I was on the train to Dublin last week when the call to prayer rang out on my iPhone. The Islamic call to prayer goes out six times a day, and it’s part of an app I downloaded.
It’s a male voice, not far removed from the melodious tones of a sean-nós singer. I don’t know what the words mean but the melody lures me away from whatever stress or melancholy I’m caught up in.
The train and everyone on it dissolves and I sit alone, drifting into the silence of inner space.
But I’m not the only one daydreaming on the Sligo train. Other passengers get absorbed in their own fantasy worlds, too. They scroll down their Facebook feeds, gazing at endless images of friends and random news feeds, so that when the ticket inspector arrives she has to shout three or four times to get some of them to pay her attention.

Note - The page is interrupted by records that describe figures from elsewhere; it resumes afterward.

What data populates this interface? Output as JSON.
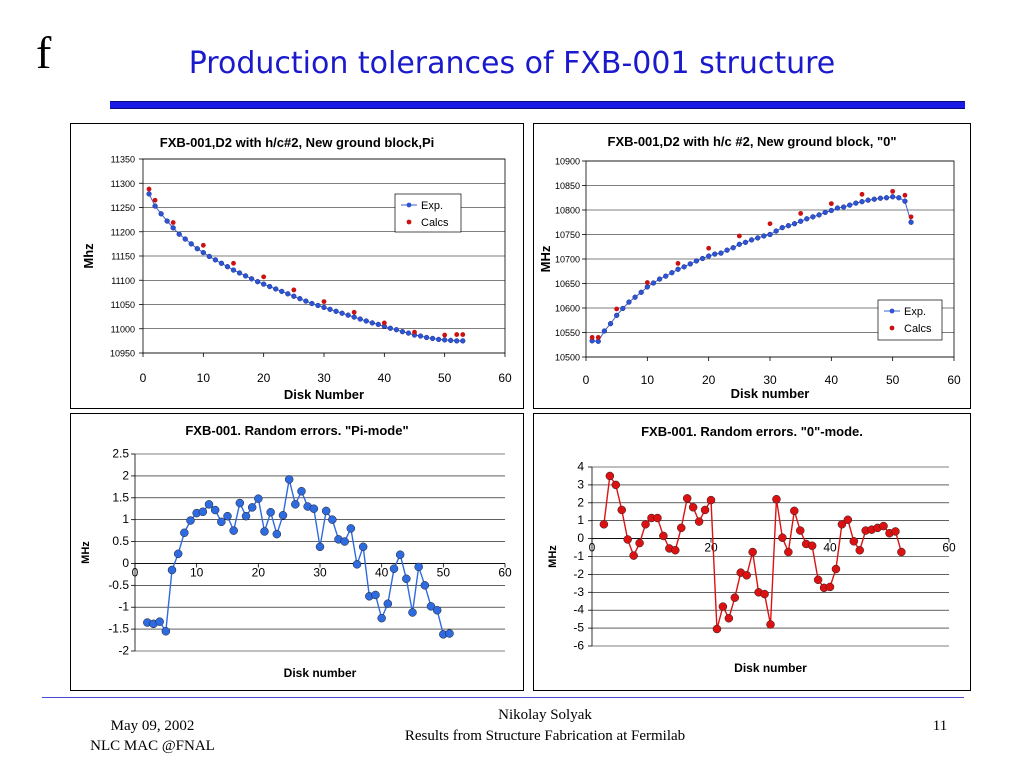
{
  "slide": {
    "logo": "f",
    "title": "Production tolerances of FXB-001 structure"
  },
  "footer": {
    "date": "May 09, 2002",
    "venue": "NLC MAC @FNAL",
    "author": "Nikolay Solyak",
    "subtitle": "Results from Structure Fabrication at Fermilab",
    "page": "11"
  },
  "colors": {
    "title": "#1a1acc",
    "exp_line": "#3a5fcd",
    "exp_marker": "#2e54d6",
    "calc_marker": "#cc1111",
    "pi_series": "#2e6ae0",
    "zero_series": "#dd1111"
  },
  "chart_data": [
    {
      "type": "line",
      "title": "FXB-001,D2 with h/c#2, New ground block,Pi",
      "xlabel": "Disk Number",
      "ylabel": "Mhz",
      "xlim": [
        0,
        60
      ],
      "ylim": [
        10950,
        11350
      ],
      "xticks": [
        0,
        10,
        20,
        30,
        40,
        50,
        60
      ],
      "yticks": [
        10950,
        11000,
        11050,
        11100,
        11150,
        11200,
        11250,
        11300,
        11350
      ],
      "grid": true,
      "legend_position": "top-right",
      "series": [
        {
          "name": "Exp.",
          "marker": "circle",
          "x": [
            1,
            2,
            3,
            4,
            5,
            6,
            7,
            8,
            9,
            10,
            11,
            12,
            13,
            14,
            15,
            16,
            17,
            18,
            19,
            20,
            21,
            22,
            23,
            24,
            25,
            26,
            27,
            28,
            29,
            30,
            31,
            32,
            33,
            34,
            35,
            36,
            37,
            38,
            39,
            40,
            41,
            42,
            43,
            44,
            45,
            46,
            47,
            48,
            49,
            50,
            51,
            52,
            53
          ],
          "y": [
            11278,
            11253,
            11237,
            11222,
            11208,
            11195,
            11185,
            11175,
            11165,
            11157,
            11149,
            11142,
            11135,
            11128,
            11121,
            11115,
            11109,
            11103,
            11097,
            11092,
            11087,
            11082,
            11077,
            11072,
            11067,
            11062,
            11057,
            11052,
            11048,
            11044,
            11040,
            11036,
            11032,
            11028,
            11024,
            11020,
            11016,
            11012,
            11009,
            11005,
            11001,
            10998,
            10994,
            10991,
            10987,
            10985,
            10982,
            10980,
            10978,
            10977,
            10976,
            10975,
            10975
          ]
        },
        {
          "name": "Calcs",
          "marker": "dot",
          "x": [
            1,
            2,
            5,
            10,
            15,
            20,
            25,
            30,
            35,
            40,
            45,
            50,
            52,
            53
          ],
          "y": [
            11288,
            11265,
            11219,
            11172,
            11135,
            11107,
            11080,
            11056,
            11034,
            11012,
            10993,
            10987,
            10988,
            10988
          ]
        }
      ]
    },
    {
      "type": "line",
      "title": "FXB-001,D2 with h/c #2, New ground block, \"0\"",
      "xlabel": "Disk number",
      "ylabel": "MHz",
      "xlim": [
        0,
        60
      ],
      "ylim": [
        10500,
        10900
      ],
      "xticks": [
        0,
        10,
        20,
        30,
        40,
        50,
        60
      ],
      "yticks": [
        10500,
        10550,
        10600,
        10650,
        10700,
        10750,
        10800,
        10850,
        10900
      ],
      "grid": true,
      "legend_position": "bottom-right",
      "series": [
        {
          "name": "Exp.",
          "marker": "circle",
          "x": [
            1,
            2,
            3,
            4,
            5,
            6,
            7,
            8,
            9,
            10,
            11,
            12,
            13,
            14,
            15,
            16,
            17,
            18,
            19,
            20,
            21,
            22,
            23,
            24,
            25,
            26,
            27,
            28,
            29,
            30,
            31,
            32,
            33,
            34,
            35,
            36,
            37,
            38,
            39,
            40,
            41,
            42,
            43,
            44,
            45,
            46,
            47,
            48,
            49,
            50,
            51,
            52,
            53
          ],
          "y": [
            10533,
            10532,
            10553,
            10568,
            10585,
            10599,
            10612,
            10622,
            10632,
            10643,
            10651,
            10659,
            10665,
            10672,
            10679,
            10684,
            10690,
            10696,
            10701,
            10706,
            10710,
            10712,
            10718,
            10723,
            10730,
            10734,
            10739,
            10743,
            10747,
            10750,
            10757,
            10764,
            10768,
            10772,
            10777,
            10782,
            10786,
            10790,
            10795,
            10799,
            10804,
            10806,
            10810,
            10814,
            10817,
            10820,
            10822,
            10824,
            10825,
            10827,
            10825,
            10818,
            10775
          ]
        },
        {
          "name": "Calcs",
          "marker": "dot",
          "x": [
            1,
            2,
            5,
            10,
            15,
            20,
            25,
            30,
            35,
            40,
            45,
            50,
            52,
            53
          ],
          "y": [
            10540,
            10540,
            10598,
            10652,
            10691,
            10722,
            10747,
            10772,
            10793,
            10813,
            10832,
            10838,
            10830,
            10786
          ]
        }
      ]
    },
    {
      "type": "line",
      "title": "FXB-001. Random errors. \"Pi-mode\"",
      "xlabel": "Disk number",
      "ylabel": "MHz",
      "xlim": [
        0,
        60
      ],
      "ylim": [
        -2,
        2.5
      ],
      "xticks": [
        0,
        10,
        20,
        30,
        40,
        50,
        60
      ],
      "yticks": [
        -2,
        -1.5,
        -1,
        -0.5,
        0,
        0.5,
        1,
        1.5,
        2,
        2.5
      ],
      "grid": true,
      "series": [
        {
          "marker": "circle",
          "x": [
            2,
            3,
            4,
            5,
            6,
            7,
            8,
            9,
            10,
            11,
            12,
            13,
            14,
            15,
            16,
            17,
            18,
            19,
            20,
            21,
            22,
            23,
            24,
            25,
            26,
            27,
            28,
            29,
            30,
            31,
            32,
            33,
            34,
            35,
            36,
            37,
            38,
            39,
            40,
            41,
            42,
            43,
            44,
            45,
            46,
            47,
            48,
            49,
            50,
            51
          ],
          "y": [
            -1.35,
            -1.38,
            -1.33,
            -1.55,
            -0.15,
            0.22,
            0.7,
            0.98,
            1.15,
            1.18,
            1.35,
            1.22,
            0.95,
            1.08,
            0.75,
            1.38,
            1.08,
            1.28,
            1.48,
            0.73,
            1.17,
            0.67,
            1.1,
            1.92,
            1.35,
            1.65,
            1.3,
            1.25,
            0.38,
            1.2,
            1.0,
            0.55,
            0.5,
            0.8,
            -0.02,
            0.38,
            -0.75,
            -0.72,
            -1.25,
            -0.92,
            -0.12,
            0.2,
            -0.35,
            -1.12,
            -0.08,
            -0.5,
            -0.98,
            -1.07,
            -1.62,
            -1.6
          ]
        }
      ]
    },
    {
      "type": "line",
      "title": "FXB-001. Random errors. \"0\"-mode.",
      "xlabel": "Disk number",
      "ylabel": "MHz",
      "xlim": [
        0,
        60
      ],
      "ylim": [
        -6,
        4
      ],
      "xticks": [
        0,
        20,
        40,
        60
      ],
      "yticks": [
        -6,
        -5,
        -4,
        -3,
        -2,
        -1,
        0,
        1,
        2,
        3,
        4
      ],
      "grid": true,
      "series": [
        {
          "marker": "circle",
          "x": [
            2,
            3,
            4,
            5,
            6,
            7,
            8,
            9,
            10,
            11,
            12,
            13,
            14,
            15,
            16,
            17,
            18,
            19,
            20,
            21,
            22,
            23,
            24,
            25,
            26,
            27,
            28,
            29,
            30,
            31,
            32,
            33,
            34,
            35,
            36,
            37,
            38,
            39,
            40,
            41,
            42,
            43,
            44,
            45,
            46,
            47,
            48,
            49,
            50,
            51,
            52
          ],
          "y": [
            0.8,
            3.5,
            3.0,
            1.6,
            -0.05,
            -0.95,
            -0.25,
            0.8,
            1.15,
            1.15,
            0.15,
            -0.55,
            -0.65,
            0.6,
            2.25,
            1.75,
            0.95,
            1.6,
            2.15,
            -5.05,
            -3.8,
            -4.45,
            -3.3,
            -1.9,
            -2.05,
            -0.75,
            -3.0,
            -3.1,
            -4.8,
            2.2,
            0.05,
            -0.75,
            1.55,
            0.45,
            -0.3,
            -0.4,
            -2.3,
            -2.75,
            -2.7,
            -1.7,
            0.8,
            1.05,
            -0.15,
            -0.65,
            0.45,
            0.5,
            0.6,
            0.7,
            0.3,
            0.4,
            -0.75
          ]
        }
      ]
    }
  ]
}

Last week the train was near Enfield when the call to prayer erupted so loudly from my phone that it unsettled the man beside me.

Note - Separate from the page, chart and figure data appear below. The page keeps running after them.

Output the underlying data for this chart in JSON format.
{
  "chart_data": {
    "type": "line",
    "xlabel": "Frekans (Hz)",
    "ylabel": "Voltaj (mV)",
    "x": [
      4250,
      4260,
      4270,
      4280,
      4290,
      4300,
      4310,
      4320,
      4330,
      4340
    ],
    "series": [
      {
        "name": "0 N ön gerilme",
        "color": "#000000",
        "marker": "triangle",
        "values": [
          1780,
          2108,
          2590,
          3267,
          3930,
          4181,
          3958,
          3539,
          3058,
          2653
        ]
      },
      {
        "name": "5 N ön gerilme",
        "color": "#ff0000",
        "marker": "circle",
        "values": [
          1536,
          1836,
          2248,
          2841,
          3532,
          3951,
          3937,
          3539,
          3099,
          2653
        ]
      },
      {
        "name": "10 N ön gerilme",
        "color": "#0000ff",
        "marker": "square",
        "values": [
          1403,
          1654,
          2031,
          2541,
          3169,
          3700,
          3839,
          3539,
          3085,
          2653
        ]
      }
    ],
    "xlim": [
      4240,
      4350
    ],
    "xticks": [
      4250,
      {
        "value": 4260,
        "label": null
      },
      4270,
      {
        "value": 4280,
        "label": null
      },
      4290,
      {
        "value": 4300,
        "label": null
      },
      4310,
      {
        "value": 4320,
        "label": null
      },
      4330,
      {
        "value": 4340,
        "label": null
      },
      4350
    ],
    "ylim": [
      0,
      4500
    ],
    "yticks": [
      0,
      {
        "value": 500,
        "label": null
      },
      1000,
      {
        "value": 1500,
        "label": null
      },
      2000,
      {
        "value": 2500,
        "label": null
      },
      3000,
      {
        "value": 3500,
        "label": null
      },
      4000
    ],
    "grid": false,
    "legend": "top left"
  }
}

What the feck is that?” he wondered.
“II was glad he woke because he had been falling toward my shoulder with an open mouth and the intimacy was becoming uncomfortable.
“It’s a call to prayer,” I said.
“Are you serious?” he wondered.
I didn’t reply.
“Are you a Muslim?” He asked.
“No,” I said, “I’m from Cavan.”
“So why is that thing going off on your phone?” He wondered.

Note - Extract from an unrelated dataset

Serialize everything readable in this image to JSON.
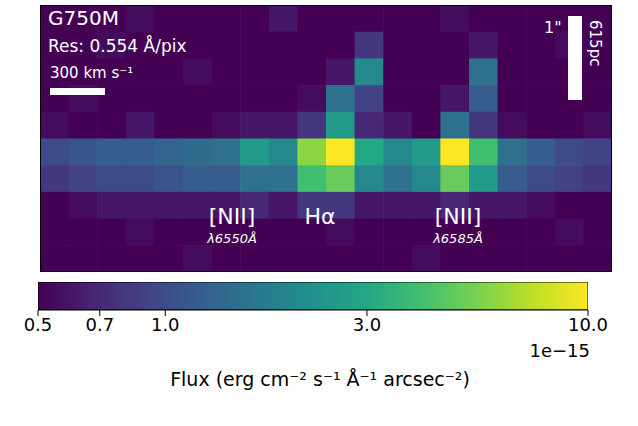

“For me it’s like a Zen bell,” I explained.”It reminds me to engage in a moment of mindfulness.”
He looked even more confused.
“What is mindfulness?”
There was no way forward after that so I changed the subject.
When I arrived in Connolly Station I pressed a few buttons to disable the app so it wouldn’t embarrass me later that evening. But I hadn’t a clue what I was doing and ended up setting the call to prayer on a loop, which repeatedly played in my pocket every few minutes.
I was in a hurry to meet Niall Breslin, so I pushed on down the stairs to the street, up past Busáras towards the city centre, while the little voice in my pocket continued to call the world to prayer.
Then the amount of homeless people lying around in various alleys and doorways distracted me and I forgot about the phone.
On Talbot Street a man was lying in a doorway and another man lay against the railings of the Ha’penny Bridge. Just across from Grogan’s a man was stretched in a sleeping bag with a coffee cup by his side, and on a patch of green grass near Stephen’s Green a couple were fixing up a tent for the night.
I was in a panic because I was suppose to meet Niall Breslin at 7.30pm in some place called the Sugar Cube.
“Excuse me,” I said to a stranger, “could you tell me where I might find the Sugar Cube.”
“Is this a quiz?” the woman wondered as she looked around for a camera.
Another woman suspected I was looking for drugs.
“No,” I said, “I’m looking for Niall Breslin. He’s doing a podcast this evening in the Sugar Cube.”
“Ah Jaysus,” she said. “You mean the Sugar Club.”
And so off I went, and found the club, and found Niall Breslin in the greenroom preparing his notes.
The podcast, Where Is My Mind, was live before a full house of young people and it was completely fascinating. I felt Breslin was opening up mindfulness for young people, introducing his audience to the spiritual path of non-violence, and showing them how compassion makes for a happy life.
On the way back to the hotel I stopped in a fast-food shop and sat at the window staring out on to the street. One homeless person after another staggered along the pavement outside; young women and old men, teenage boys strung out on drugs and gentle old ladies from faraway countries.
My phone had been on airplane mode since I went into the gig, so I rebooted it and almost immediately the Muslim app flung out another call to prayer in the same melodious voice.
And even though I didn’t understand any Arabic, I felt this time I knew what the call meant. It was time I put some coins in some of the paper coffee cups that hung in the air on the way back to the hotel.